For nearly 80 years, the Commerce Clause has been wrested by a national government determined to appear to justify its unlawful behavior by donning a cloak of constitutionality. That cloak is tattered and worn, and fortunately, there are a few who refuse to be fooled by the disguise. In recent years, the Supreme Court has heard challenges to the unlimited scope of this authority, and exercising its proper role as a check on the other branches of the government, it has imposed limits on the federal power to regulate commerce.
This latest expression of legislative madness denigrates the very principle of personal liberty that is at the core of our constitutional Republic. If Congress is permitted to envelop the iron fist of absolutism within the velvet glove of the Commerce Clause, then there is nothing which will not fall within that purview.
One observer believes the Supreme Court’s decision in the ObamaCare case could be historic: “The Supreme Court has set the stage for the most significant case since Roe v. Wade,” said Ilya Shapiro of the Cato Institute, a libertarian think tank in Washington. “Indeed, this litigation implicates the future of the Republic as Roe never did.”
Although he’s busy campaigning as the anti-Obama, GOP presidential contender Mitt Romney may want to take a few minutes to read the government’s brief in the ObamaCare case.
In what is sure to damage his claims of conservatism, the administration mentions that the health care bill signed into law by the former Massachusetts Governor was a model for the federal statute, including the provision assessing penalties for failure to obey the individual mandate.
Additional details of the government’s filing were provided by Reuters:
The administration's arguments in its brief backing the law largely mirrored those previously made in its initial appeal to the Supreme Court filed at the end of September.
The attorneys said the law was an attempt by Congress to address a crisis in the national health care market, capping nearly a century-long effort to expand access to health care by making affordable health insurance more widely available.
They cited statistics showing that healthcare accounts for 17 percent of the nation's economy and argued that the law was a valid exercise of Congress's power under the Constitution to regulate economic activity affecting interstate commerce.

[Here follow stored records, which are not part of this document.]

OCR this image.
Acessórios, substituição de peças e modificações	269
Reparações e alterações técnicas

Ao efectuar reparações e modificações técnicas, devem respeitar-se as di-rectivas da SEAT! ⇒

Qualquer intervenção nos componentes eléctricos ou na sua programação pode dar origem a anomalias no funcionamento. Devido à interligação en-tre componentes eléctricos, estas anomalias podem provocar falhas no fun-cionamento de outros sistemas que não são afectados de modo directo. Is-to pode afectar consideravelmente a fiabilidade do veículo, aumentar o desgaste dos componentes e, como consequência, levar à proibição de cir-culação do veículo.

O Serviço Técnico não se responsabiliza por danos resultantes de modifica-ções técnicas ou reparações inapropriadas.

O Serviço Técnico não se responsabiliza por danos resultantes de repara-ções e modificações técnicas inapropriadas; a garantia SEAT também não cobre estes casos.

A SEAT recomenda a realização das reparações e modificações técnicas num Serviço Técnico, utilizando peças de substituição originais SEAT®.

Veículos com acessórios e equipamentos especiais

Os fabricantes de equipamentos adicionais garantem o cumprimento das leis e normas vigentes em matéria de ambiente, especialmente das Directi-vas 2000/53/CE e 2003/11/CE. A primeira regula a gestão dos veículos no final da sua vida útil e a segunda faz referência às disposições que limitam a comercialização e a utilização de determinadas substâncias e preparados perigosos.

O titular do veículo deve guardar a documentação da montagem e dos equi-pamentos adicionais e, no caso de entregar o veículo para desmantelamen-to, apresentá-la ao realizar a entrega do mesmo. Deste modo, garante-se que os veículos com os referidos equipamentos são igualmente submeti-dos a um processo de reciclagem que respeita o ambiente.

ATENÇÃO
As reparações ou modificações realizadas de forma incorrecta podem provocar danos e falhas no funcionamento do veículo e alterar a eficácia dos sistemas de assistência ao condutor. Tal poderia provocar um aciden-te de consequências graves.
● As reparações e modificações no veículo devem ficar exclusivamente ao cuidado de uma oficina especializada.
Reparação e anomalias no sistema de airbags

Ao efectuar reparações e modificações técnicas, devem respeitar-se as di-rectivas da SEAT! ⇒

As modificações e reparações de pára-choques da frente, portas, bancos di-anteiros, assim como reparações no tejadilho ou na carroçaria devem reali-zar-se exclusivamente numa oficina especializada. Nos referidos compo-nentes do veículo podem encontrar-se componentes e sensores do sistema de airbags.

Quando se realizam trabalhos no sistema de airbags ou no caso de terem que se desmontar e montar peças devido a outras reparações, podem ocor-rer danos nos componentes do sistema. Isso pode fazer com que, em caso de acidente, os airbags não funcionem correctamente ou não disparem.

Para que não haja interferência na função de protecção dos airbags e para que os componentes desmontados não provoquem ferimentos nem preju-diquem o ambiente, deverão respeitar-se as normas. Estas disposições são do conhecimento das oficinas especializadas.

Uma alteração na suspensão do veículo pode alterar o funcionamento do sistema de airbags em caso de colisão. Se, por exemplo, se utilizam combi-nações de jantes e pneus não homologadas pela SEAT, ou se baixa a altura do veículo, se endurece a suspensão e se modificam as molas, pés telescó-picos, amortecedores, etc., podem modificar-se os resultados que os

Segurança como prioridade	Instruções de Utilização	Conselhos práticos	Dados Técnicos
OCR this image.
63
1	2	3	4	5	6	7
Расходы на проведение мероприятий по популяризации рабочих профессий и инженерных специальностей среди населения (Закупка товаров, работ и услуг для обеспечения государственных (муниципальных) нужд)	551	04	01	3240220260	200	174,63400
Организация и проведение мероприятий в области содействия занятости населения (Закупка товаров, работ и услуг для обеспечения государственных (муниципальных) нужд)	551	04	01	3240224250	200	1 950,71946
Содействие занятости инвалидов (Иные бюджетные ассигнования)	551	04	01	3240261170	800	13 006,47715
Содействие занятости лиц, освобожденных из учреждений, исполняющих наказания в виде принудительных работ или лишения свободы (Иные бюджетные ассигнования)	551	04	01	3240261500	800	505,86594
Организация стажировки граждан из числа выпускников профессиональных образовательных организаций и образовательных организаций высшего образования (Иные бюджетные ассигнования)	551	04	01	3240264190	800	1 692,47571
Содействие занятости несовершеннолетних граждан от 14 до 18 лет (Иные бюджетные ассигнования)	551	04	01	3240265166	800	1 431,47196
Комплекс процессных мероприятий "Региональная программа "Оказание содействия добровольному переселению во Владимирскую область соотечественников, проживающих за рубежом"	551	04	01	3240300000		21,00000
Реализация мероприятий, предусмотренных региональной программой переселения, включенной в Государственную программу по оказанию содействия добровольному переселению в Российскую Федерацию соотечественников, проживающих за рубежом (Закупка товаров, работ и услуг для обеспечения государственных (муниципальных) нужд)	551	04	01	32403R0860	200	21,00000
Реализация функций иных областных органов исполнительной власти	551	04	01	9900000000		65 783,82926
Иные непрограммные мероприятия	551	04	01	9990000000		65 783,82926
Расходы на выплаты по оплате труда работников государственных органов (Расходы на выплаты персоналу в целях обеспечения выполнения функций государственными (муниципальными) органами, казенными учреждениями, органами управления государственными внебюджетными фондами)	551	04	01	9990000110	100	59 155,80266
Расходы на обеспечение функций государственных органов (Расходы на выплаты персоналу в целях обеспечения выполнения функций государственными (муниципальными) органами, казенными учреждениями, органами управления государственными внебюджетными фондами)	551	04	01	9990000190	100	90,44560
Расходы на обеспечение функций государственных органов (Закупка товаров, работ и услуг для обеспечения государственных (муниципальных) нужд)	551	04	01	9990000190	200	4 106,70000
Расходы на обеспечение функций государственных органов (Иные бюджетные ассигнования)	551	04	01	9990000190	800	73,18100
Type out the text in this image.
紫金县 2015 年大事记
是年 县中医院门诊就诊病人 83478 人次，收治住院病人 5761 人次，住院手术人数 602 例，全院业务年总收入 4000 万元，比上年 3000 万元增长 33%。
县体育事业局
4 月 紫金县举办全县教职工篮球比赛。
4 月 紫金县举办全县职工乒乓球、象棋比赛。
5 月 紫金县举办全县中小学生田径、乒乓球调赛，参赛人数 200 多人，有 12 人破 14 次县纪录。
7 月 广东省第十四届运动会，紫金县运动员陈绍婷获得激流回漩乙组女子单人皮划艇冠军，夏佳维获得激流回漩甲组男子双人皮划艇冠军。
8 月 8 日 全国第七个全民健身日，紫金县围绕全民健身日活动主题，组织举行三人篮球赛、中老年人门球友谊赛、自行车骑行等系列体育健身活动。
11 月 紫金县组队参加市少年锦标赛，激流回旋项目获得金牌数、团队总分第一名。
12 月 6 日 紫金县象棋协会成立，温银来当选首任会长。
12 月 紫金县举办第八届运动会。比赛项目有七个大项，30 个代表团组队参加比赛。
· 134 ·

Plaintiffs in the case also submitted briefs outlining their arguments and the legal bases thereof. An excerpt from the plaintiffs’ brief was published by the Associated Press:
The ultimate question is whether Congress would have enacted the statute without the invalidated provision. Here, the answer is clear. Congress considered the individual mandate essential to the act's functioning, to its passage, and to its ability to achieve Congress' goal of near-universal health insurance. This Court cannot remove the hub of the individual mandate while leaving the spokes in place without violating Congress' evident intent.
Several groups submitted amicus briefs (briefs filed by interested in groups in favor of one party’s position) to the Supreme Court. A summary of these additional filings was printed in the Reuters story:
The conservative American Center for Law and Justice filed a brief on behalf of 117 Republican members of the U.S. House of Representatives and 100,000 of the center's supporters urging the justices to declare the entire law unconstitutional.
Thirty-six Republican U.S. senators said in a separate brief the entire law must fall if the individual mandate is struck down.
Oral arguments in the case against ObamaCare will likely begin in March, with a decision handed down before the court recesses at the end of the spring term in late June.